A quadrilateral with one pair of parallel sides is called trapezium.
Now we are going to define a trapezium \(ABCD\) as a quadrilateral having exactly one pair of parallel sides.
Therefore, if \(ABCD\) is a trapezium in that \(AD\) is parallel to \(BC\)(\(AD||BC\)).
Here \(∠A + ∠B = 180°\) and \(∠C + ∠D = 180°\). This condition is because \(AD || BC\) and considering the line \(AB\) as transversal, the angles \(∠A\) and \(∠B\) are alternate interior and alternate exterior angles. Thus, they form a linear pair.
This implies, the angles \(∠A\) and \(∠B\) are supplementary.
Similar way, if we consider the \(CD\) as transversal, the angles \(∠C\) and \(∠D\) are supplementary.
Important!
Terms used in trapezium:
- The pair of parallel sides are called the bases while the non-parallel sides are called the legs of the trapezoid.
- The line segment connecting the midpoints of the non-parallel sides of a trapezoid is called the mid-segment.
- If we draw a line segment, between the two non-parallel sides, from the mid-point of both sides, the trapezium will be divided into two unequal parts.
In a trapezium, the following properties are true:
- The sum of all the four angles of the trapezium is equal to \(360°\).
- A trapezium has \(4\) unequal sides.
- A trapezium has two parallel sides and two non-parallel sides.
- The diagonals of trapezium bisect each other.
- The length of the mid-segment is equal to \(\frac{1}{2}\) the sum of the parallel bases, in a trapezium.
- Sum of adjacent angles on non-parallel sides of trapezium is \(180°\).
A trapezium is isosceles trapezium, if its non-parallel sides are equal.
Thus, a quadrilateral \(ABCD\) is an isosceles trapezium, if \(AD || BC\) and \(AB = CD\).
Important!
A quadrilateral is a parallelogram if its both pairs of opposite sides are parallel.
In an isosceles trapezium, the following properties are true:
- Exactly one pair of parallel sides and one pair of congruent sides.
- Diagonals are congruent and do not bisect each other.
- Base angles are congruent, and the opposite angles are supplementary.
A parallelogram with all sides are equal is called a rhombus.
Now we are going to define a rhombus \(ABCD\) as a quadrilateral is a parallelogram with all the sides are in equal measures.
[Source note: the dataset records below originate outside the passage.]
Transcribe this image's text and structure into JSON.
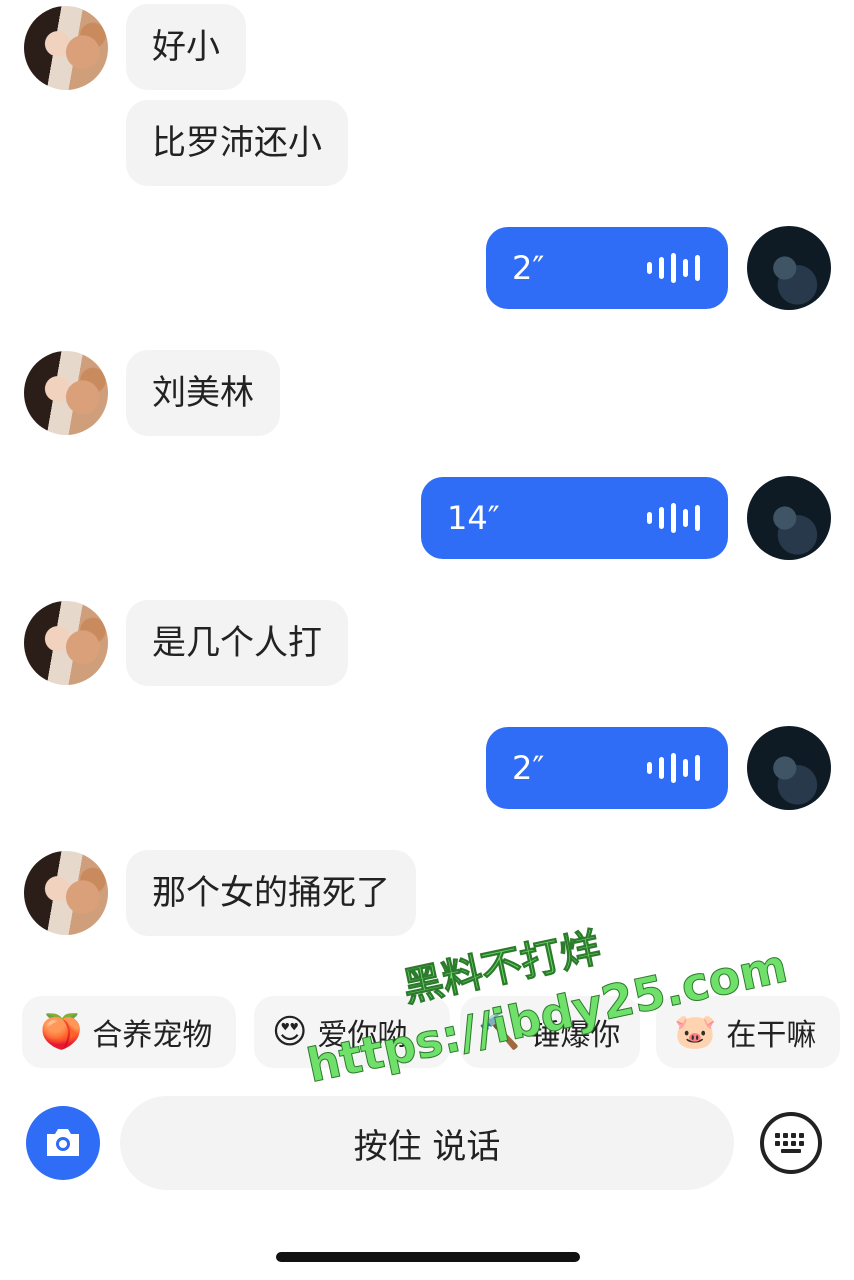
{
  "messages": [
    {
      "side": "in",
      "text": "好小"
    },
    {
      "side": "in",
      "text": "比罗沛还小"
    },
    {
      "side": "out",
      "voice": "2″"
    },
    {
      "side": "in",
      "text": "刘美林"
    },
    {
      "side": "out",
      "voice": "14″"
    },
    {
      "side": "in",
      "text": "是几个人打"
    },
    {
      "side": "out",
      "voice": "2″"
    },
    {
      "side": "in",
      "text": "那个女的捅死了"
    }
  ],
  "quick_replies": [
    {
      "label": "合养宠物",
      "icon": "peach-emoji-icon"
    },
    {
      "label": "爱你呦",
      "icon": "heart-eyes-emoji-icon"
    },
    {
      "label": "锤爆你",
      "icon": "hammer-emoji-icon"
    },
    {
      "label": "在干嘛",
      "icon": "cute-face-emoji-icon"
    }
  ],
  "input_bar": {
    "talk_label": "按住 说话"
  },
  "watermark": {
    "line1": "黑料不打烊",
    "line2": "https://ibdy25.com"
  },
  "colors": {
    "accent": "#2f6df6",
    "incoming_bubble": "#f3f3f3",
    "watermark": "#6fe06a"
  }
}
Thus, if \(ABCD\) is a rhombus then \(AB = BC = CD = AD\), \(AB || CD\) and \(BC || AD\).
Important!
Rhombus is a special case of kite. Note that the sides of a rhombus are all of the same length; this is not the case with the kite.
A rhombus has all the properties of a parallelogram and also that of a kite.
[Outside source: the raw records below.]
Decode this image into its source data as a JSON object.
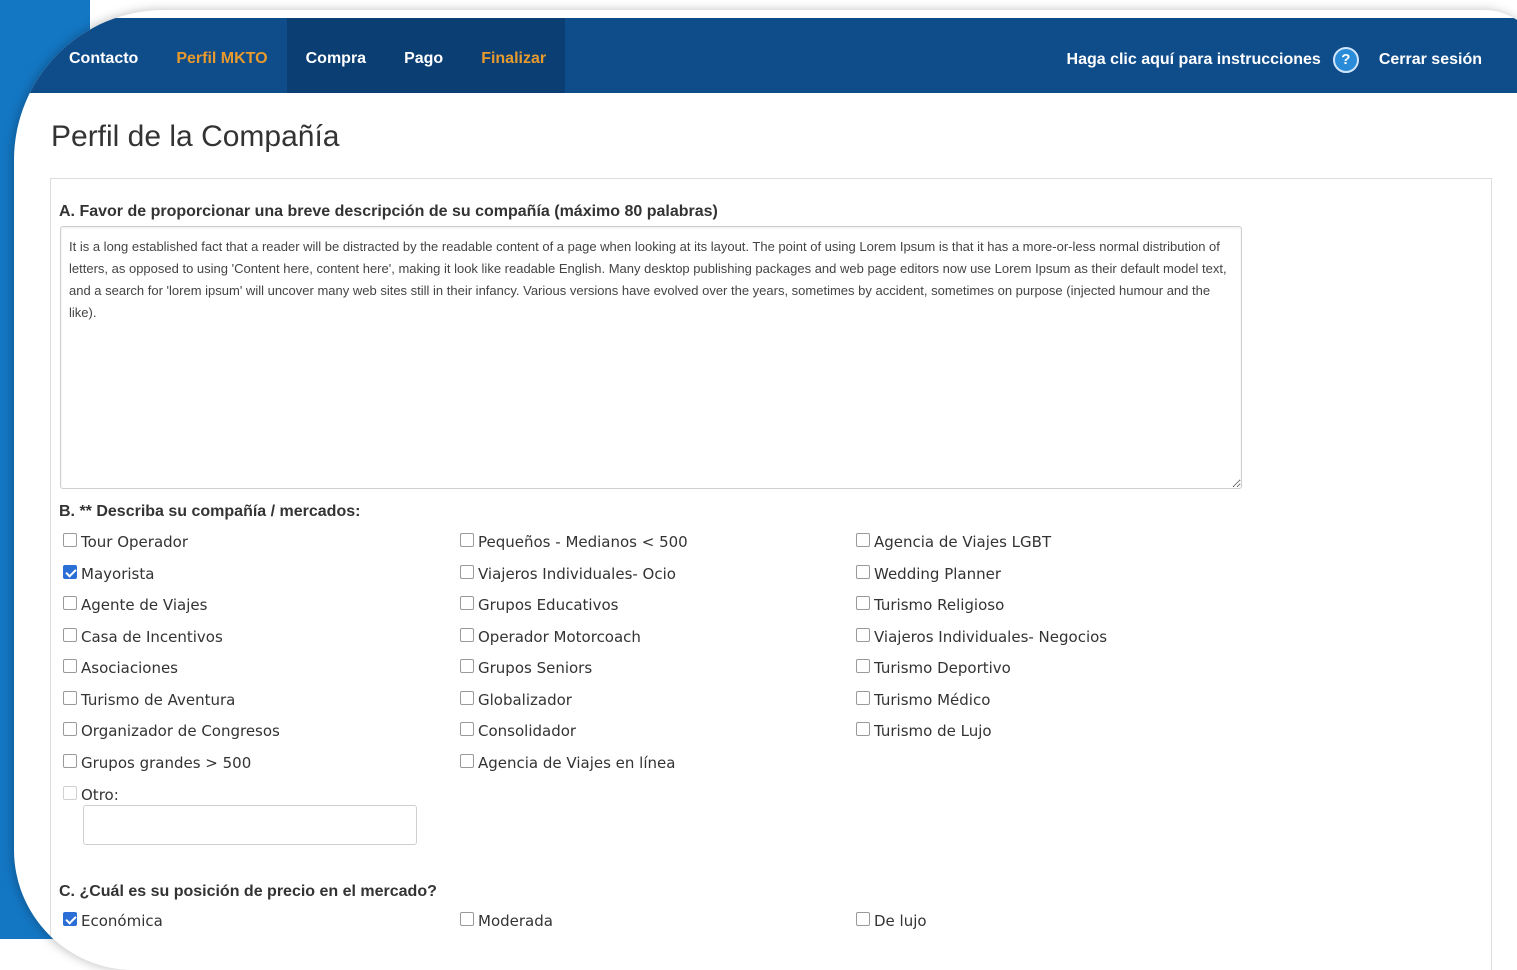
{
  "nav": {
    "items": [
      {
        "label": "Contacto",
        "style": "normal"
      },
      {
        "label": "Perfil MKTO",
        "style": "orange"
      },
      {
        "label": "Compra",
        "style": "normal"
      },
      {
        "label": "Pago",
        "style": "normal"
      },
      {
        "label": "Finalizar",
        "style": "active-orange"
      }
    ],
    "help_link": "Haga clic aquí para instrucciones",
    "help_icon": "?",
    "logout": "Cerrar sesión"
  },
  "page_title": "Perfil de la Compañía",
  "section_a": {
    "label": "A. Favor de proporcionar una breve descripción de su compañía (máximo 80 palabras)",
    "text": "It is a long established fact that a reader will be distracted by the readable content of a page when looking at its layout. The point of using Lorem Ipsum is that it has a more-or-less normal distribution of letters, as opposed to using 'Content here, content here', making it look like readable English. Many desktop publishing packages and web page editors now use Lorem Ipsum as their default model text, and a search for 'lorem ipsum' will uncover many web sites still in their infancy. Various versions have evolved over the years, sometimes by accident, sometimes on purpose (injected humour and the like)."
  },
  "section_b": {
    "label": "B. ** Describa su compañía / mercados:",
    "col1": [
      {
        "label": "Tour Operador",
        "checked": false
      },
      {
        "label": "Mayorista",
        "checked": true
      },
      {
        "label": "Agente de Viajes",
        "checked": false
      },
      {
        "label": "Casa de Incentivos",
        "checked": false
      },
      {
        "label": "Asociaciones",
        "checked": false
      },
      {
        "label": "Turismo de Aventura",
        "checked": false
      },
      {
        "label": "Organizador de Congresos",
        "checked": false
      },
      {
        "label": "Grupos grandes > 500",
        "checked": false
      },
      {
        "label": "Otro:",
        "checked": false
      }
    ],
    "col2": [
      {
        "label": "Pequeños - Medianos < 500",
        "checked": false
      },
      {
        "label": "Viajeros Individuales- Ocio",
        "checked": false
      },
      {
        "label": "Grupos Educativos",
        "checked": false
      },
      {
        "label": "Operador Motorcoach",
        "checked": false
      },
      {
        "label": "Grupos Seniors",
        "checked": false
      },
      {
        "label": "Globalizador",
        "checked": false
      },
      {
        "label": "Consolidador",
        "checked": false
      },
      {
        "label": "Agencia de Viajes en línea",
        "checked": false
      }
    ],
    "col3": [
      {
        "label": "Agencia de Viajes LGBT",
        "checked": false
      },
      {
        "label": "Wedding Planner",
        "checked": false
      },
      {
        "label": "Turismo Religioso",
        "checked": false
      },
      {
        "label": "Viajeros Individuales- Negocios",
        "checked": false
      },
      {
        "label": "Turismo Deportivo",
        "checked": false
      },
      {
        "label": "Turismo Médico",
        "checked": false
      },
      {
        "label": "Turismo de Lujo",
        "checked": false
      }
    ],
    "otro_value": ""
  },
  "section_c": {
    "label": "C. ¿Cuál es su posición de precio en el mercado?",
    "options": [
      {
        "label": "Económica",
        "checked": true
      },
      {
        "label": "Moderada",
        "checked": false
      },
      {
        "label": "De lujo",
        "checked": false
      }
    ]
  }
}
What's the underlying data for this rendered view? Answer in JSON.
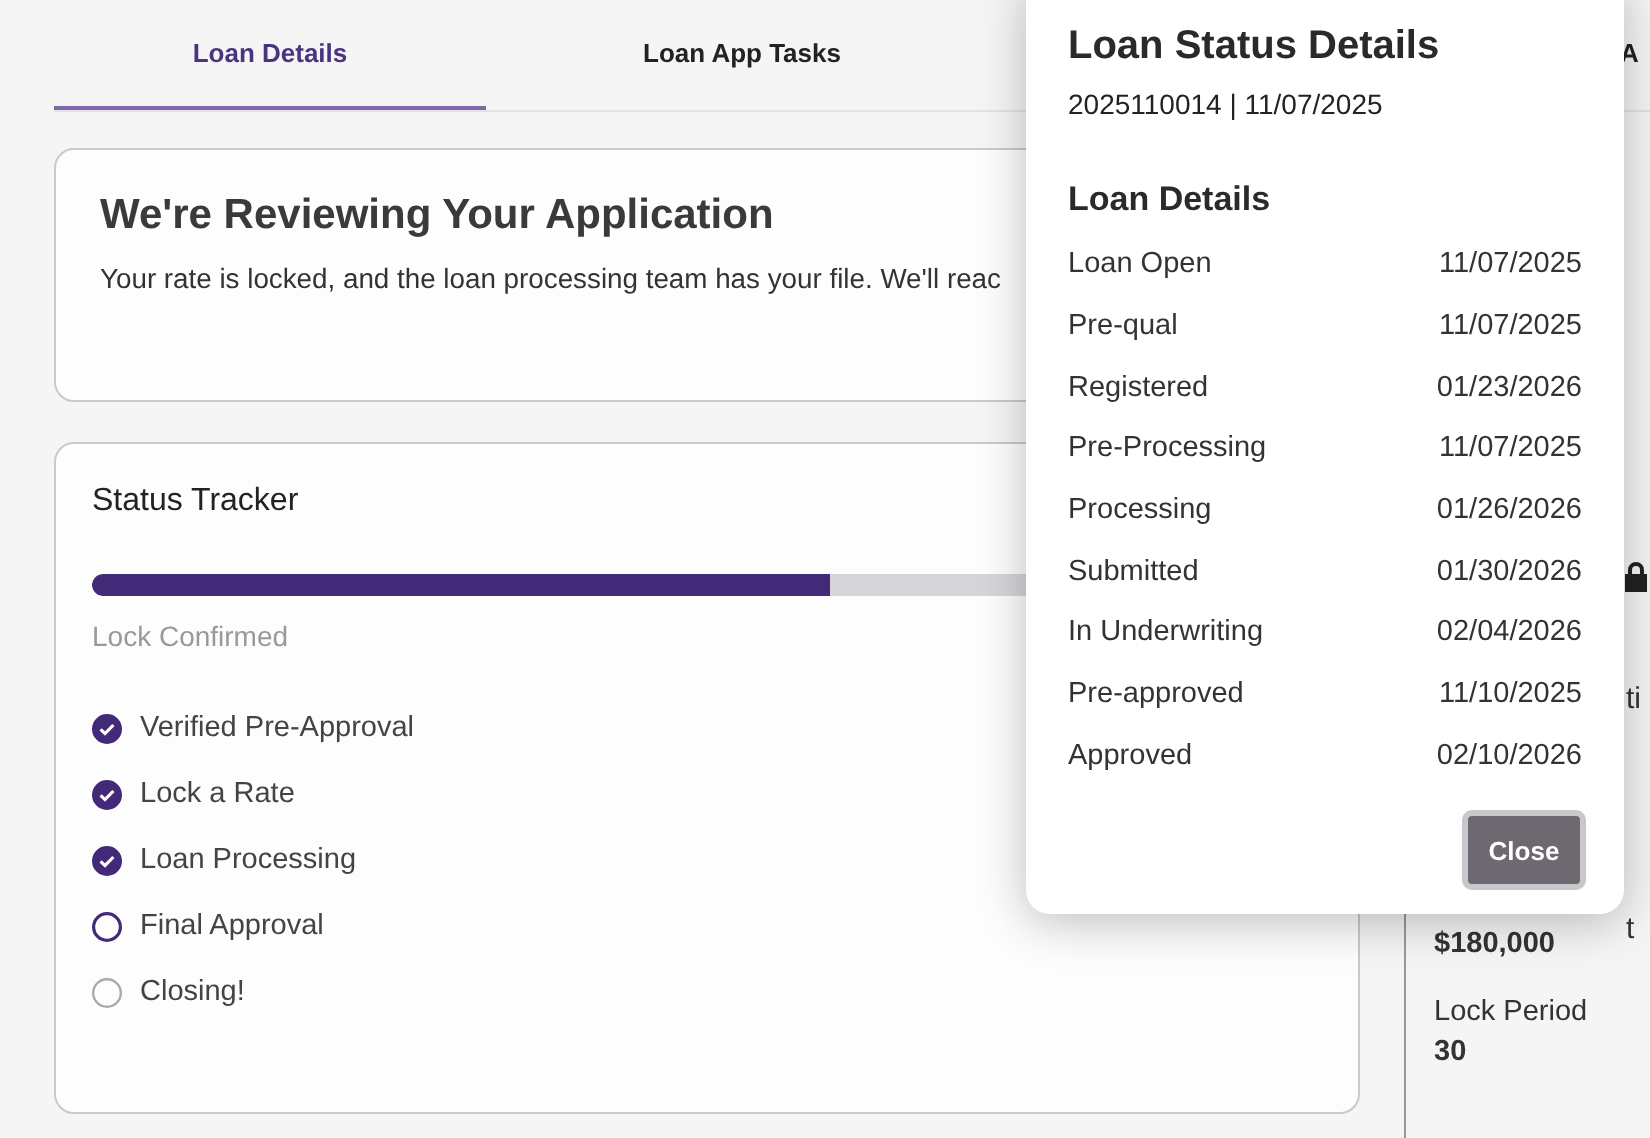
{
  "tabs": [
    {
      "label": "Loan Details",
      "selected": true
    },
    {
      "label": "Loan App Tasks",
      "selected": false
    },
    {
      "label": "A",
      "selected": false
    }
  ],
  "review_card": {
    "title": "We're Reviewing Your Application",
    "message": "Your rate is locked, and the loan processing team has your file. We'll reac"
  },
  "status_tracker": {
    "title": "Status Tracker",
    "progress": {
      "level": 0.6
    },
    "stage_label": "Lock Confirmed",
    "steps": [
      {
        "label": "Verified Pre-Approval",
        "checked": true,
        "current": false
      },
      {
        "label": "Lock a Rate",
        "checked": true,
        "current": false
      },
      {
        "label": "Loan Processing",
        "checked": true,
        "current": false
      },
      {
        "label": "Final Approval",
        "checked": false,
        "current": true
      },
      {
        "label": "Closing!",
        "checked": false,
        "current": false
      }
    ]
  },
  "side_panel": {
    "fragment_1": "ti",
    "fragment_2": "t",
    "fields": [
      {
        "value": "$180,000"
      },
      {
        "label": "Lock Period",
        "value": "30"
      }
    ]
  },
  "dialog": {
    "title": "Loan Status Details",
    "subtitle": "2025110014 | 11/07/2025",
    "section_title": "Loan Details",
    "rows": [
      {
        "label": "Loan Open",
        "date": "11/07/2025"
      },
      {
        "label": "Pre-qual",
        "date": "11/07/2025"
      },
      {
        "label": "Registered",
        "date": "01/23/2026"
      },
      {
        "label": "Pre-Processing",
        "date": "11/07/2025"
      },
      {
        "label": "Processing",
        "date": "01/26/2026"
      },
      {
        "label": "Submitted",
        "date": "01/30/2026"
      },
      {
        "label": "In Underwriting",
        "date": "02/04/2026"
      },
      {
        "label": "Pre-approved",
        "date": "11/10/2025"
      },
      {
        "label": "Approved",
        "date": "02/10/2026"
      }
    ],
    "close_button": "Close"
  }
}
In a rhombus, the following properties are true:
- The sum of all the four angles of the rhombus is equal to \(360°\).
- The opposite sides are equal in length.
- The opposite angles are equal in measure.
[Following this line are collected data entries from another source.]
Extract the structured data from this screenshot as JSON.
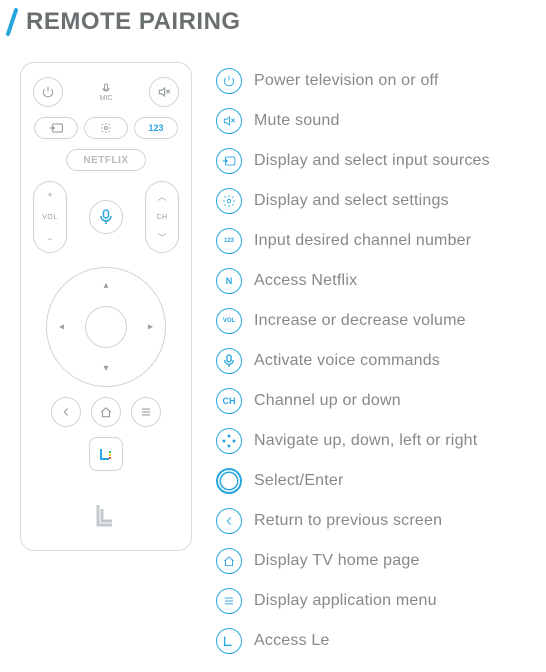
{
  "title": "REMOTE PAIRING",
  "remote": {
    "mic_label": "MIC",
    "ch123": "123",
    "netflix": "NETFLIX",
    "vol": "VOL",
    "ch": "CH"
  },
  "legend": [
    {
      "icon": "power",
      "label": "Power television on or off"
    },
    {
      "icon": "mute",
      "label": "Mute sound"
    },
    {
      "icon": "input",
      "label": "Display and select input sources"
    },
    {
      "icon": "gear",
      "label": "Display and select settings"
    },
    {
      "icon": "123",
      "label": "Input desired channel number"
    },
    {
      "icon": "N",
      "label": "Access Netflix"
    },
    {
      "icon": "VOL",
      "label": "Increase or decrease volume"
    },
    {
      "icon": "micbtn",
      "label": "Activate voice commands"
    },
    {
      "icon": "CH",
      "label": "Channel up or down"
    },
    {
      "icon": "nav",
      "label": "Navigate up, down, left or right"
    },
    {
      "icon": "select",
      "label": "Select/Enter"
    },
    {
      "icon": "back",
      "label": "Return to previous screen"
    },
    {
      "icon": "home",
      "label": "Display TV home page"
    },
    {
      "icon": "menu",
      "label": "Display application menu"
    },
    {
      "icon": "le",
      "label": "Access Le"
    }
  ]
}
- The adjacent angles are supplementary.
- The diagonals are perpendicular bisector of each other.
A quadrilateral with two pairs of equal adjacent sides and unequal opposite sides is called a kite.
Now we are going to define a kite \(ABCD\) is a quadrilateral having two pairs of equal adjacent sides and unequal opposite sides.
Thus, if \(ABCD\) is a kite, then \(AB = AD\) and \(BC = CD\).
In a kite, the following properties are true:
- The sum of all the four angles of the kite is equal to \(360°\).
- A kite has two pairs of equal adjacent sides.
- A kite has unequal opposite sides.
- The diagonals of kite perpendicular bisect of each other.
- One of the diagonals bisects the other diagonal.
- In the figure, \(∠B =∠D\) but \(∠A\) \(∠C\).